Лин точно знала не только то, что Хён Сок оставлял ей эти стикеры лишь потому, что, если бы отправил сообщение, уведомление от него бы её разбудило, но и прекрасно понимала, что поехал он в Сварог не один. Своё Рождество он проведёт с Эндрю, но это ни капельки её не заботило. Лин и правда было с кем встретить наступление Нового Года, и в нём для таких, как её непутёвый старший братец, не было места. Так она думала, но ни капли в это не верила.

В свои двадцать семь Квон Хён Сок закрепил за собой право на две привычки: он всегда вращал ключ в замке оба раза и погашал все долги перед младшей сестрой пополнением баланса карты.

— Кидала. Дурак. — Бормотала она сама себе под нос, проверяя телефон с надеждой, что этим утром она лишь по воле случая не расслышала писка пары-тройки уведомлений. Кажется, не один только Хён Сок беспокоился о порядке её сна, если о благополучии Лин вообще мог кто-то заботиться. Ни одного сообщения. Даже от Кэсси. — Дурак! — повторила Лин ещё громче, с силой приложив телефон о стол. Всё равно. Если бы она захотела, то прямо сейчас могла бы купить себе новый.

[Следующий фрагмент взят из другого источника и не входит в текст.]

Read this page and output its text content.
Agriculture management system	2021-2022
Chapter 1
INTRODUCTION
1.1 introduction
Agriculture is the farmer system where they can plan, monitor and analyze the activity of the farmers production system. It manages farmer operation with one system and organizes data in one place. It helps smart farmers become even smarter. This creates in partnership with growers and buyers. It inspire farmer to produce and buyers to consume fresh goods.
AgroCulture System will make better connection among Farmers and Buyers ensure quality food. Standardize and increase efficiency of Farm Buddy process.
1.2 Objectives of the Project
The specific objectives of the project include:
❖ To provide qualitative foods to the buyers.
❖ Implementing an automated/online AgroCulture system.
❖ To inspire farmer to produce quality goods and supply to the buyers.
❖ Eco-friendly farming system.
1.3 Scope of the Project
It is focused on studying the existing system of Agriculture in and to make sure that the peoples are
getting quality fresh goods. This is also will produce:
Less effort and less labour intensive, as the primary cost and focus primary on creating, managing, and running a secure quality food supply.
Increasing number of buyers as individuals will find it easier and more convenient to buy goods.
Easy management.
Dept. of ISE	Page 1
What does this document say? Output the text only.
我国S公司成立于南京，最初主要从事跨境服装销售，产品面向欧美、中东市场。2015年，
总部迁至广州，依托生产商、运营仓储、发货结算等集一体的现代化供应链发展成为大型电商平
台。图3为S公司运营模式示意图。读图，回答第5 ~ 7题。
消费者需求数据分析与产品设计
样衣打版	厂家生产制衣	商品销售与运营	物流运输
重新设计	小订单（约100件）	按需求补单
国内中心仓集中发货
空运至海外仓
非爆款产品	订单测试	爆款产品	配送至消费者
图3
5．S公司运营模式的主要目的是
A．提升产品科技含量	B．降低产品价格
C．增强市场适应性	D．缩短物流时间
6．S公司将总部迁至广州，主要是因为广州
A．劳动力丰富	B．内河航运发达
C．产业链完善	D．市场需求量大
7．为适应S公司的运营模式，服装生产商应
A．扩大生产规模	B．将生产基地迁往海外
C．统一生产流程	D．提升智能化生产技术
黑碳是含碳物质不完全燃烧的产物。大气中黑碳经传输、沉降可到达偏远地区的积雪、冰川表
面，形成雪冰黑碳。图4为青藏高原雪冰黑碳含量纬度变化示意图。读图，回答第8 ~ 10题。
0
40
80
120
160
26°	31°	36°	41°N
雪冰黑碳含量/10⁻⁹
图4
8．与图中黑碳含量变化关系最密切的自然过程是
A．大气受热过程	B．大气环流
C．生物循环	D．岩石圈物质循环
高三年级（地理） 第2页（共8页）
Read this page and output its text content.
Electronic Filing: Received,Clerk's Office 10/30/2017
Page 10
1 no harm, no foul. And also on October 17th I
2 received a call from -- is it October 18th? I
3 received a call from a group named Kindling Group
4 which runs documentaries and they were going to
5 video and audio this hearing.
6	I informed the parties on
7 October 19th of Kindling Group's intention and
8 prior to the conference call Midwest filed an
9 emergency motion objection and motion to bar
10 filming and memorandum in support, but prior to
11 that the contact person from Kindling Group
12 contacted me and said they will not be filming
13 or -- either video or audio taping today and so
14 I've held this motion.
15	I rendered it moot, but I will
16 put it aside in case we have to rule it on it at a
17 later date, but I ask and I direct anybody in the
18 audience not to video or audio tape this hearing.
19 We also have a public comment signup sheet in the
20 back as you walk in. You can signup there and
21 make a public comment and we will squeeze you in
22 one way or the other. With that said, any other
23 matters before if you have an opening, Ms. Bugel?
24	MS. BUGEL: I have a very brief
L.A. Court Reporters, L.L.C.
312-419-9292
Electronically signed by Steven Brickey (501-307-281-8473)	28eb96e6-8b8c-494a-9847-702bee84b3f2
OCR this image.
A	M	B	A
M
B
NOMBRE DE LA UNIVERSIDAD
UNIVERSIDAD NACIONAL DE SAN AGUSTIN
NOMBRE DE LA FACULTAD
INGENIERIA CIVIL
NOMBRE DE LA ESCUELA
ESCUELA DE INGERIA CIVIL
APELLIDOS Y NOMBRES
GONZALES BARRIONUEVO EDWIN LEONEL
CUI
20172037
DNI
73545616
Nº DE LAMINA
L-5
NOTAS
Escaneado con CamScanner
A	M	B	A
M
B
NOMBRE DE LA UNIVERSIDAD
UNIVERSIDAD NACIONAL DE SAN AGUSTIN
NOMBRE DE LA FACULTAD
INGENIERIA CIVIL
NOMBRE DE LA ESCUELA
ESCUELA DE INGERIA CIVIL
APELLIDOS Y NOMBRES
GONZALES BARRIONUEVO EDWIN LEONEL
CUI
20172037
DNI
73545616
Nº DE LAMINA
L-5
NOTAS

Все и каждый в этом мире всегда были эгоистами. Кассандра появлялась в свете и исчезала сразу же, как он начинал ей надоедать, Хён Сок не видел ничего дальше собственного носа, а об Эндрю и думать не хотелось. Слишком явно он был связан с работой Хён Сока, и это лишь в очередной раз напоминало Лин, что без отдела её брат ничто. Хоть офицер Арно и был не в силах видеться со своей семьёй чаще, чем раз в несколько месяцев, он делал это. Эндрю всегда был кем-то — и до поступления на службу в ПОПДМК, и до встречи с детьми семейства Квон. Хён Сок же без работы становился никем. У его не было хобби, не было интересов, и даже любимой песни. Он никогда не проявлял энтузиазма к чему-то, что выходило за границы его полномочий. А вся его власть всегда сходилась там, в отделе, о котором Лин не желала и слышать.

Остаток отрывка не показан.